East Tennessee Railway keeps rolling,
despite customer loss
By Kathy Helms-Hughes
STAR STAFF
khelms@starhq.com
City and county officials are not giving up on
Inland Paperboard & Packaging Inc. just yet, and East
Tennessee Railway is not ready to pull up track in Elizabethton,
at least for now.
Edwin Clark, director of operations for Rail
Management Corp. (RMC) in Panama City Beach, Fla., which owns
the railway, said Tuesday in a prepared statement regarding
Inland's closure: "This is a real jolt to us, and we're going
to have to work with the present shippers and Carter County
officials to try to find some business. Obviously we have
to do that in order to continue.
"As we have stated previously, we will do everything
possible to keep the railroad operating and welcome any assistance
from the local community."
City and county leaders apparently are not going
to let Inland go down without a fight. County Executive Dale
Fair said Tuesday that they are preparing an incentive package
to present to Inland headquarters in hopes that it might sway
a corporate decision, announced Friday, to close the West
Elk Avenue plant.
If Inland closes, East Tennessee Railway (ETRY)

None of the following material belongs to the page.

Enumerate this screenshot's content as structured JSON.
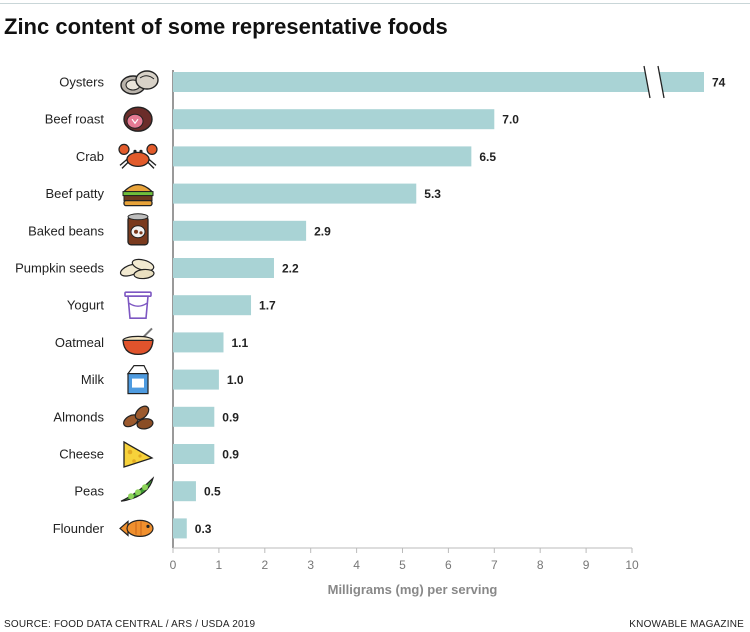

will have only one customer left in Elizabethton and three
in Johnson City, said Keith Holley, general manager of the
railway. "We're working on a couple of prospects, but there's
no guarantee."
The good news, he said, is "we're not going to
go anywhere right yet. It's going to get real interesting
though if something doesn't change."
In his nearly 26 years with the railway, Holley
said he has seen 18 customers either close or quit using the
rail altogether.
"I just hope things work out. I hate it that
Inland Container is going to close. There are several husband-and-wife
who teams work there; brothers, fathers, sons. I hate it for
the families. Those were good-paying jobs," Holley said.
Chartered in 1866 as the East Tennessee &
Western North Carolina Railroad, the line ran from Johnson
City to Boone, N.C. By the time the railroad was purchased
by RMC in 1983, the rail line that runs from Elizabethton,
through Doe River Gorge in Hampton, to Boone had been abandoned.
Today, ETRY uses only 11 miles of the original track.
The railway also has just two engines remaining,
which are stationed in Johnson City. "We keep them over here,
but we use just one at a time. We have to do inspections on
a 92-day basis and we run the other one while I have one down
for inspection. We've got to have a spare," Holley said.
ETRY also has cut its employee base down from
approximately 14 employees in the last 26 years to two: Holley
and Darrell Edwards. "We do it all. We do the office work,
run the train, inspect the track, do locomotive maintenance
if it needs to be done. It makes for some trying times, believe
me," Holley said.
But ETRY is not alone. "The company that owns
us owns 14 railroads. I talk to them fairly regularly and
they're in the same shape we are. Manufacturing is leaving
and the only thing that's building new is Wal-Mart. We all
can't work for Wal-Mart," he said.
Holley blames the demise of the railway on the
North Atlantic Free Trade Agreement, which opened the doors
for a mass exodus of manufacturing to foreign countries.
"That's what's killing us. NAFTA," Holley said.
"And here's the thing. Every politician in Washington signed
the NAFTA bill -- Democrat and Republican alike. ... They
can go to China, a Communist country, and have a pair of tennis
shoes made for probably a buck, then ship it over here and
distribute it, and still charge $125 for a pair of tennis
shoes."
Manufactured items don't move by rail as they
once did, he said, though "the trains are a lot more fuel
efficient than trucks. But go down the interstate and look
at all the trucks."
One day, on a return trip from Gatlinburg, Holley
said he counted 447 trucks on the interstate from the Sevierville
exit to the Bulls Gap exit.
"I didn't count any that were parked in the rest
areas and service stations -- just what I could see on the
road. And it's only going to get worse," he said.